🤖 AI Summary
Unsupervised image classification suffers from insufficient synergy between representation learning and clustering, with existing methods often neglecting feature diversity under frozen backbone models. This paper proposes a multi-head clustering framework featuring three key innovations: (1) adaptive nearest-neighbor selection to dynamically optimize similarity metrics; (2) a clustering ensemble mechanism that resolves inter-head conflicts to generate robust consensus pseudo-labels; and (3) a lightweight classifier training paradigm guided solely by pseudo-labels. Crucially, the method requires no fine-tuning of the backbone network. It achieves, for the first time in fully unsupervised settings, 70.4% top-1 accuracy on ImageNet, and 99.3% and 89.0% on CIFAR-10 and CIFAR-100, respectively.

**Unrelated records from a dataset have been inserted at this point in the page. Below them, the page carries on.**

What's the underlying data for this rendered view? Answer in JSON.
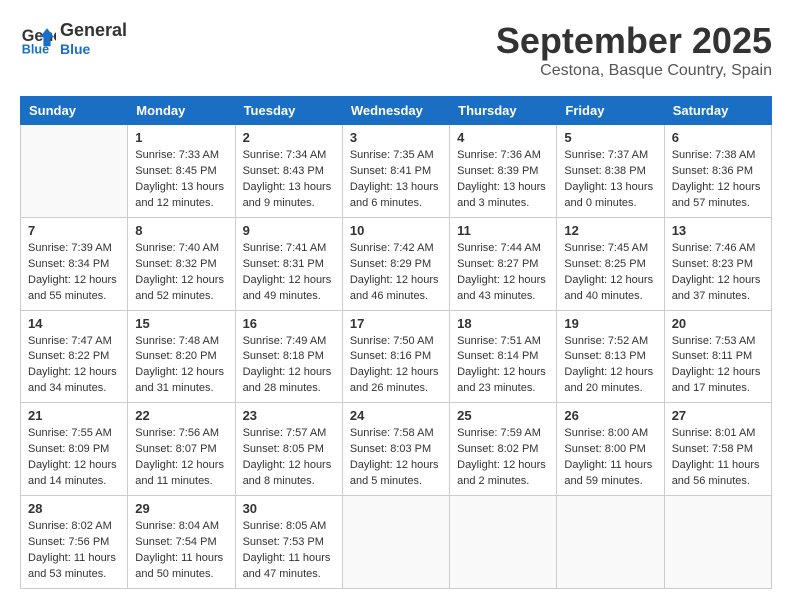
{
  "logo": {
    "line1": "General",
    "line2": "Blue"
  },
  "title": "September 2025",
  "location": "Cestona, Basque Country, Spain",
  "weekdays": [
    "Sunday",
    "Monday",
    "Tuesday",
    "Wednesday",
    "Thursday",
    "Friday",
    "Saturday"
  ],
  "weeks": [
    [
      {
        "day": "",
        "info": ""
      },
      {
        "day": "1",
        "info": "Sunrise: 7:33 AM\nSunset: 8:45 PM\nDaylight: 13 hours\nand 12 minutes."
      },
      {
        "day": "2",
        "info": "Sunrise: 7:34 AM\nSunset: 8:43 PM\nDaylight: 13 hours\nand 9 minutes."
      },
      {
        "day": "3",
        "info": "Sunrise: 7:35 AM\nSunset: 8:41 PM\nDaylight: 13 hours\nand 6 minutes."
      },
      {
        "day": "4",
        "info": "Sunrise: 7:36 AM\nSunset: 8:39 PM\nDaylight: 13 hours\nand 3 minutes."
      },
      {
        "day": "5",
        "info": "Sunrise: 7:37 AM\nSunset: 8:38 PM\nDaylight: 13 hours\nand 0 minutes."
      },
      {
        "day": "6",
        "info": "Sunrise: 7:38 AM\nSunset: 8:36 PM\nDaylight: 12 hours\nand 57 minutes."
      }
    ],
    [
      {
        "day": "7",
        "info": "Sunrise: 7:39 AM\nSunset: 8:34 PM\nDaylight: 12 hours\nand 55 minutes."
      },
      {
        "day": "8",
        "info": "Sunrise: 7:40 AM\nSunset: 8:32 PM\nDaylight: 12 hours\nand 52 minutes."
      },
      {
        "day": "9",
        "info": "Sunrise: 7:41 AM\nSunset: 8:31 PM\nDaylight: 12 hours\nand 49 minutes."
      },
      {
        "day": "10",
        "info": "Sunrise: 7:42 AM\nSunset: 8:29 PM\nDaylight: 12 hours\nand 46 minutes."
      },
      {
        "day": "11",
        "info": "Sunrise: 7:44 AM\nSunset: 8:27 PM\nDaylight: 12 hours\nand 43 minutes."
      },
      {
        "day": "12",
        "info": "Sunrise: 7:45 AM\nSunset: 8:25 PM\nDaylight: 12 hours\nand 40 minutes."
      },
      {
        "day": "13",
        "info": "Sunrise: 7:46 AM\nSunset: 8:23 PM\nDaylight: 12 hours\nand 37 minutes."
      }
    ],
    [
      {
        "day": "14",
        "info": "Sunrise: 7:47 AM\nSunset: 8:22 PM\nDaylight: 12 hours\nand 34 minutes."
      },
      {
        "day": "15",
        "info": "Sunrise: 7:48 AM\nSunset: 8:20 PM\nDaylight: 12 hours\nand 31 minutes."
      },
      {
        "day": "16",
        "info": "Sunrise: 7:49 AM\nSunset: 8:18 PM\nDaylight: 12 hours\nand 28 minutes."
      },
      {
        "day": "17",
        "info": "Sunrise: 7:50 AM\nSunset: 8:16 PM\nDaylight: 12 hours\nand 26 minutes."
      },
      {
        "day": "18",
        "info": "Sunrise: 7:51 AM\nSunset: 8:14 PM\nDaylight: 12 hours\nand 23 minutes."
      },
      {
        "day": "19",
        "info": "Sunrise: 7:52 AM\nSunset: 8:13 PM\nDaylight: 12 hours\nand 20 minutes."
      },
      {
        "day": "20",
        "info": "Sunrise: 7:53 AM\nSunset: 8:11 PM\nDaylight: 12 hours\nand 17 minutes."
      }
    ],
    [
      {
        "day": "21",
        "info": "Sunrise: 7:55 AM\nSunset: 8:09 PM\nDaylight: 12 hours\nand 14 minutes."
      },
      {
        "day": "22",
        "info": "Sunrise: 7:56 AM\nSunset: 8:07 PM\nDaylight: 12 hours\nand 11 minutes."
      },
      {
        "day": "23",
        "info": "Sunrise: 7:57 AM\nSunset: 8:05 PM\nDaylight: 12 hours\nand 8 minutes."
      },
      {
        "day": "24",
        "info": "Sunrise: 7:58 AM\nSunset: 8:03 PM\nDaylight: 12 hours\nand 5 minutes."
      },
      {
        "day": "25",
        "info": "Sunrise: 7:59 AM\nSunset: 8:02 PM\nDaylight: 12 hours\nand 2 minutes."
      },
      {
        "day": "26",
        "info": "Sunrise: 8:00 AM\nSunset: 8:00 PM\nDaylight: 11 hours\nand 59 minutes."
      },
      {
        "day": "27",
        "info": "Sunrise: 8:01 AM\nSunset: 7:58 PM\nDaylight: 11 hours\nand 56 minutes."
      }
    ],
    [
      {
        "day": "28",
        "info": "Sunrise: 8:02 AM\nSunset: 7:56 PM\nDaylight: 11 hours\nand 53 minutes."
      },
      {
        "day": "29",
        "info": "Sunrise: 8:04 AM\nSunset: 7:54 PM\nDaylight: 11 hours\nand 50 minutes."
      },
      {
        "day": "30",
        "info": "Sunrise: 8:05 AM\nSunset: 7:53 PM\nDaylight: 11 hours\nand 47 minutes."
      },
      {
        "day": "",
        "info": ""
      },
      {
        "day": "",
        "info": ""
      },
      {
        "day": "",
        "info": ""
      },
      {
        "day": "",
        "info": ""
      }
    ]
  ]
}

The approach outperforms prior work across all ten benchmark datasets, substantially narrowing the performance gap with supervised counterparts.
📝 Abstract
Unsupervised image classification, or image clustering, aims to group unlabeled images into semantically meaningful categories. Early methods integrated representation learning and clustering within an iterative framework. However, the rise of foundational models have recently shifted focus solely to clustering, bypassing the representation learning step. In this work, we build upon a recent multi-head clustering approach by introducing adaptive nearest neighbor selection and cluster ensembling strategies to improve clustering performance. Our method, "Image Clustering through Cluster Ensembles" (ICCE), begins with a clustering stage, where we train multiple clustering heads on a frozen backbone, producing diverse image clusterings. We then employ a cluster ensembling technique to consolidate these potentially conflicting results into a unified consensus clustering. Finally, we train an image classifier using the consensus clustering result as pseudo-labels. ICCE achieves state-of-the-art performance on ten image classification benchmarks, achieving 99.3% accuracy on CIFAR10, 89% on CIFAR100, and 70.4% on ImageNet datasets, narrowing the performance gap with supervised methods. To the best of our knowledge, ICCE is the first fully unsupervised image classification method to exceed 70% accuracy on ImageNet.